Confira os mitos e verdades da Doença de Alzheimer

30 de janeiro de 2016

Neurologista Antônio Eduardo Damin, especialista do Hospital das Clínicas, esclarece as dúvidas desta doença que atinge mais de 35 milhões de pessoas no mundo

Segundo a Associação Brasileira de Alzheimer (ABraz), mais de 35 milhões de pessoas têm Doença de Alzheimer no mundo. Só o Brasil detém cerca de 1,2 milhão de casos, a maior parte deles ainda sem diagnóstico. Esta enfermidade atinge principalmente idosos a partir dos 55 anos de idade e entre os sintomas estão demência e perda de funções cognitivas, como memória, orientação, atenção e linguagem, causadas pela morte de células cerebrais. A doença ainda é marcada pela falta de conhecimento pela crença de que alguns sintomas são naturais do processo do envelhecimento.

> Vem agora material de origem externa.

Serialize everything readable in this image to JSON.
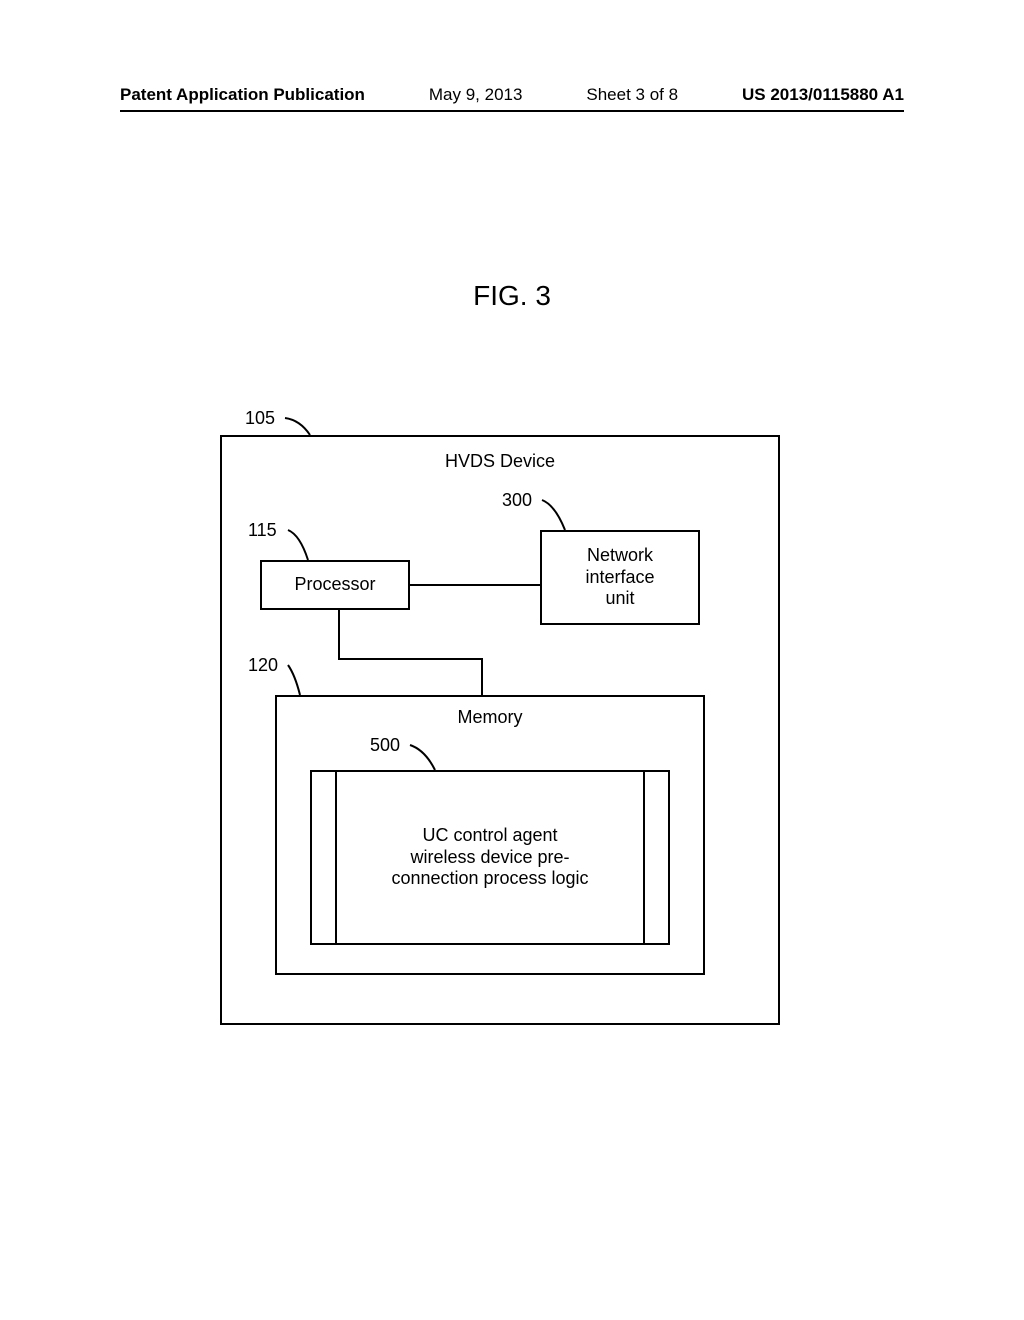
{
  "header": {
    "publication": "Patent Application Publication",
    "date": "May 9, 2013",
    "sheet": "Sheet 3 of 8",
    "number": "US 2013/0115880 A1"
  },
  "figure_label": "FIG. 3",
  "refs": {
    "device": "105",
    "processor": "115",
    "memory": "120",
    "network": "300",
    "logic": "500"
  },
  "blocks": {
    "device_title": "HVDS Device",
    "processor": "Processor",
    "network_l1": "Network",
    "network_l2": "interface",
    "network_l3": "unit",
    "memory": "Memory",
    "logic_l1": "UC control agent",
    "logic_l2": "wireless device pre-",
    "logic_l3": "connection process logic"
  }
}
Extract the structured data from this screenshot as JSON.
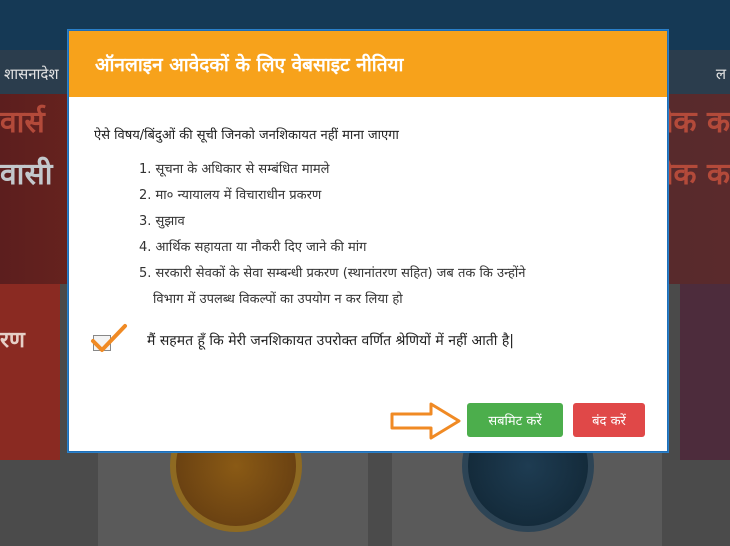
{
  "background": {
    "nav_left": "शासनादेश",
    "nav_right": "ल",
    "banner_left_1": "वार्स",
    "banner_left_2": "वासी",
    "banner_right_1": "लेक क",
    "banner_right_2": "लेक क",
    "side_left": "रण"
  },
  "modal": {
    "title": "ऑनलाइन आवेदकों के लिए वेबसाइट नीतिया",
    "lead": "ऐसे विषय/बिंदुओं की सूची जिनको जनशिकायत नहीं माना जाएगा",
    "items": [
      "1. सूचना के अधिकार से सम्बंधित मामले",
      "2. मा० न्यायालय में विचाराधीन प्रकरण",
      "3. सुझाव",
      "4. आर्थिक सहायता या नौकरी दिए जाने की मांग",
      "5. सरकारी सेवकों के सेवा सम्बन्धी प्रकरण (स्थानांतरण सहित) जब तक कि उन्होंने"
    ],
    "item5_cont": "विभाग में उपलब्ध विकल्पों का उपयोग न कर लिया हो",
    "agree_text": "मैं सहमत हूँ कि मेरी जनशिकायत उपरोक्त वर्णित श्रेणियों में नहीं आती है|",
    "submit_label": "सबमिट करें",
    "close_label": "बंद करें"
  },
  "colors": {
    "header": "#f7a21b",
    "submit": "#4cae4c",
    "close": "#e04848",
    "annotation": "#f08a24"
  }
}
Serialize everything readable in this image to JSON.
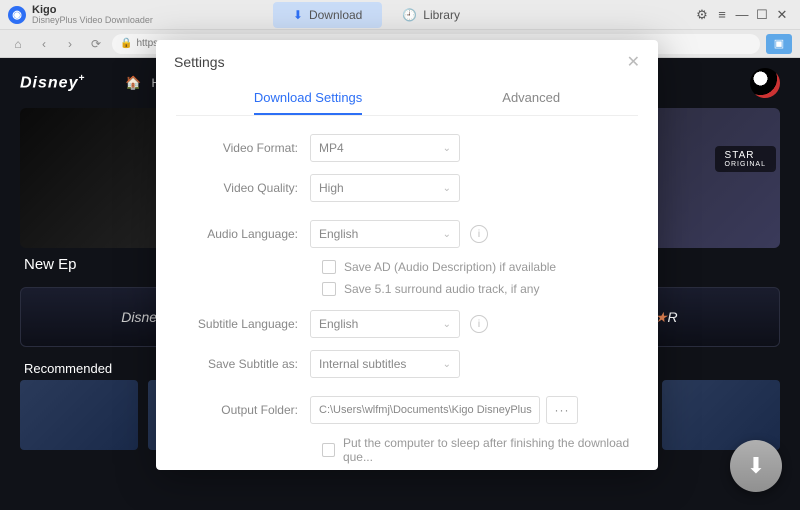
{
  "app": {
    "title": "Kigo",
    "subtitle": "DisneyPlus Video Downloader",
    "tabs": {
      "download": "Download",
      "library": "Library"
    },
    "url": "https:"
  },
  "background": {
    "disney_logo": "Disney",
    "plus": "+",
    "home_initial": "H",
    "new_episodes": "New Ep",
    "brand_disney": "Disney",
    "brand_star": "ST★R",
    "star_badge": "STAR",
    "star_original": "ORIGINAL",
    "recommended": "Recommended"
  },
  "modal": {
    "title": "Settings",
    "tabs": {
      "download": "Download Settings",
      "advanced": "Advanced"
    },
    "labels": {
      "video_format": "Video Format:",
      "video_quality": "Video Quality:",
      "audio_language": "Audio Language:",
      "subtitle_language": "Subtitle Language:",
      "save_subtitle_as": "Save Subtitle as:",
      "output_folder": "Output Folder:"
    },
    "values": {
      "video_format": "MP4",
      "video_quality": "High",
      "audio_language": "English",
      "subtitle_language": "English",
      "save_subtitle_as": "Internal subtitles",
      "output_folder": "C:\\Users\\wlfmj\\Documents\\Kigo DisneyPlus"
    },
    "checks": {
      "save_ad": "Save AD (Audio Description) if available",
      "save_51": "Save 5.1 surround audio track, if any",
      "sleep": "Put the computer to sleep after finishing the download que..."
    },
    "browse": "···"
  }
}
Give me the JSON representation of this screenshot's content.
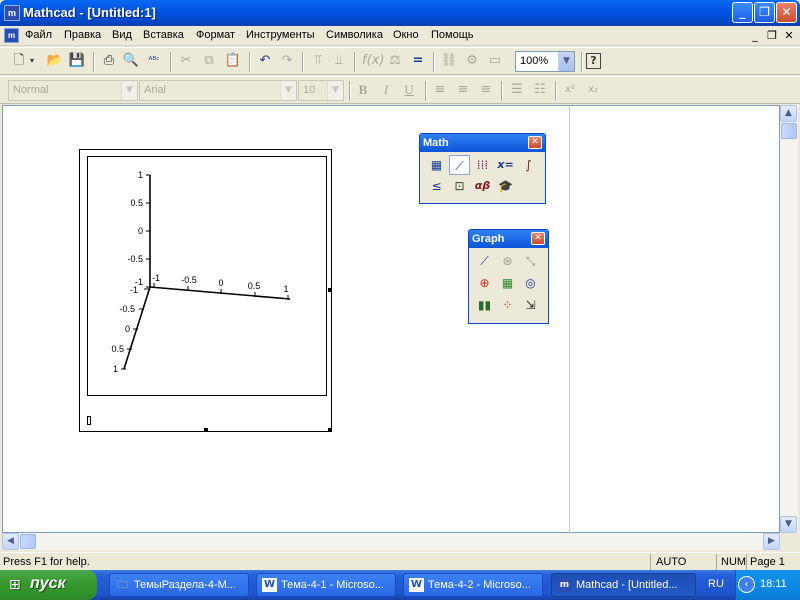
{
  "window": {
    "title": "Mathcad - [Untitled:1]",
    "app_icon": "m",
    "controls": {
      "minimize": "_",
      "maximize": "❐",
      "close": "✕"
    }
  },
  "menu": {
    "items": [
      "Файл",
      "Правка",
      "Вид",
      "Вставка",
      "Формат",
      "Инструменты",
      "Символика",
      "Окно",
      "Помощь"
    ],
    "doc_controls": {
      "minimize": "_",
      "restore": "❐",
      "close": "✕"
    }
  },
  "toolbar": {
    "zoom": "100%",
    "help_icon": "?"
  },
  "format_toolbar": {
    "style": "Normal",
    "font": "Arial",
    "size": "10",
    "bold": "B",
    "italic": "I",
    "underline": "U",
    "superscript": "x²",
    "subscript": "x₂"
  },
  "plot": {
    "z_ticks": [
      "1",
      "0.5",
      "0",
      "-0.5",
      "-1"
    ],
    "x_ticks": [
      "-1",
      "-0.5",
      "0",
      "0.5",
      "1"
    ],
    "y_ticks": [
      "-1",
      "-0.5",
      "0",
      "0.5",
      "1"
    ]
  },
  "math_palette": {
    "title": "Math",
    "close": "✕",
    "buttons": [
      "calculator-icon",
      "graph-icon",
      "matrix-icon",
      "evaluation-icon",
      "calculus-icon",
      "boolean-icon",
      "programming-icon",
      "greek-icon",
      "symbolic-icon"
    ],
    "eval_label": "x=",
    "greek_label": "αβ"
  },
  "graph_palette": {
    "title": "Graph",
    "close": "✕",
    "buttons": [
      "xy-plot-icon",
      "polar-plot-icon",
      "zoom-icon",
      "surface-plot-icon",
      "contour-plot-icon",
      "trace-icon",
      "bar-plot-icon",
      "scatter-plot-icon",
      "vector-field-icon"
    ]
  },
  "status": {
    "help": "Press F1 for help.",
    "mode": "AUTO",
    "num": "NUM",
    "page": "Page 1"
  },
  "taskbar": {
    "start": "пуск",
    "tasks": [
      {
        "label": "ТемыРаздела-4-М...",
        "icon": "folder-icon",
        "active": false
      },
      {
        "label": "Тема-4-1 - Microso...",
        "icon": "word-icon",
        "active": false
      },
      {
        "label": "Тема-4-2 - Microso...",
        "icon": "word-icon",
        "active": false
      },
      {
        "label": "Mathcad - [Untitled...",
        "icon": "mathcad-icon",
        "active": true
      }
    ],
    "language": "RU",
    "clock": "18:11"
  }
}
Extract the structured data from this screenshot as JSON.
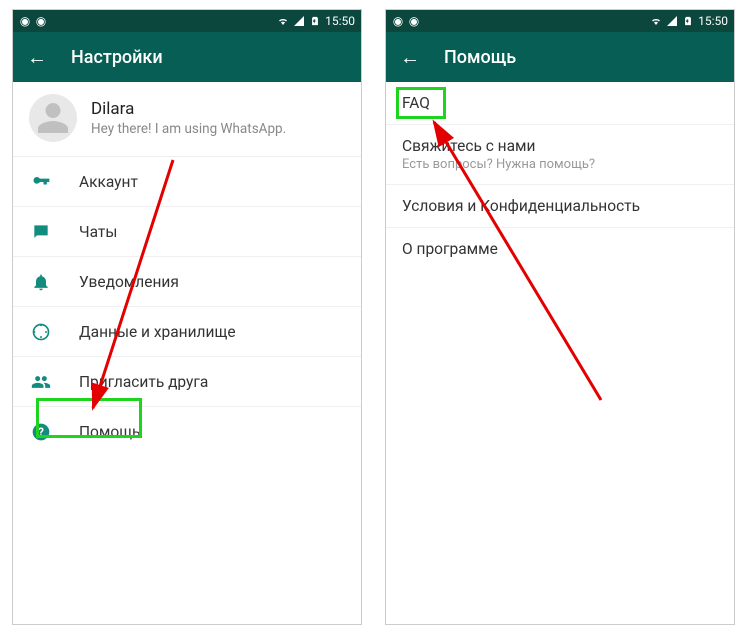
{
  "statusbar": {
    "time": "15:50"
  },
  "left": {
    "title": "Настройки",
    "profile": {
      "name": "Dilara",
      "status": "Hey there! I am using WhatsApp."
    },
    "menu": [
      {
        "icon": "key-icon",
        "label": "Аккаунт"
      },
      {
        "icon": "chat-icon",
        "label": "Чаты"
      },
      {
        "icon": "bell-icon",
        "label": "Уведомления"
      },
      {
        "icon": "data-icon",
        "label": "Данные и хранилище"
      },
      {
        "icon": "invite-icon",
        "label": "Пригласить друга"
      },
      {
        "icon": "help-icon",
        "label": "Помощь"
      }
    ]
  },
  "right": {
    "title": "Помощь",
    "items": [
      {
        "title": "FAQ",
        "sub": ""
      },
      {
        "title": "Свяжитесь с нами",
        "sub": "Есть вопросы? Нужна помощь?"
      },
      {
        "title": "Условия и Конфиденциальность",
        "sub": ""
      },
      {
        "title": "О программе",
        "sub": ""
      }
    ]
  }
}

O neurologista Antônio Eduardo Damin, do Centro de Referências em Distúrbios cognitivos do Hospital das Clínicas de São Paulo, esclarece alguns mitos e verdades sobre a doença. O médico já participou com artigos para a Revista Ao Seu Lado, uma parceria da Abraz com a Libbs Farmacêutica, entregue nos consultórios médicos. A publicação aborda temas como a prevenção da Doença de Alzheimer, além de exercícios para melhorar a mobilidade dos portadores da doença e os desafios dos cuidadores. Confira:

1. O primeiro sintoma do Alzheimer é a perda da memória.
MITO: não é apenas a perda da memória que sinaliza a doença. Ela atinge inicialmente a parte do cérebro que controla a linguagem, a memória e o raciocínio. Por isso, outros sintomas podem indicar sua chegada como dificuldade em controlar as finanças, alterações de comportamento inesperados, desorientação no tempo e espaço, dificuldade em executar tarefas rotineiras, entre outras.

2. Esquecer as coisas significa ter o mal de Alzheimer
MITO. Problemas de memória podem estar relacionados a diversos fatores, como outras demências ou até mesmo estresse e depressão. Além disso, a doença de Alzheimer vai atingir as memórias recentes, enquanto memória de fatos acontecidos há mais tempo (como na infância) são preservadas. A pessoa com Alzheimer, afirmam especialistas, tem memória de curto prazo comprometida, demonstrando dificuldade cada vez maior de memorizar, registrar novas informações e aprender coisas novas.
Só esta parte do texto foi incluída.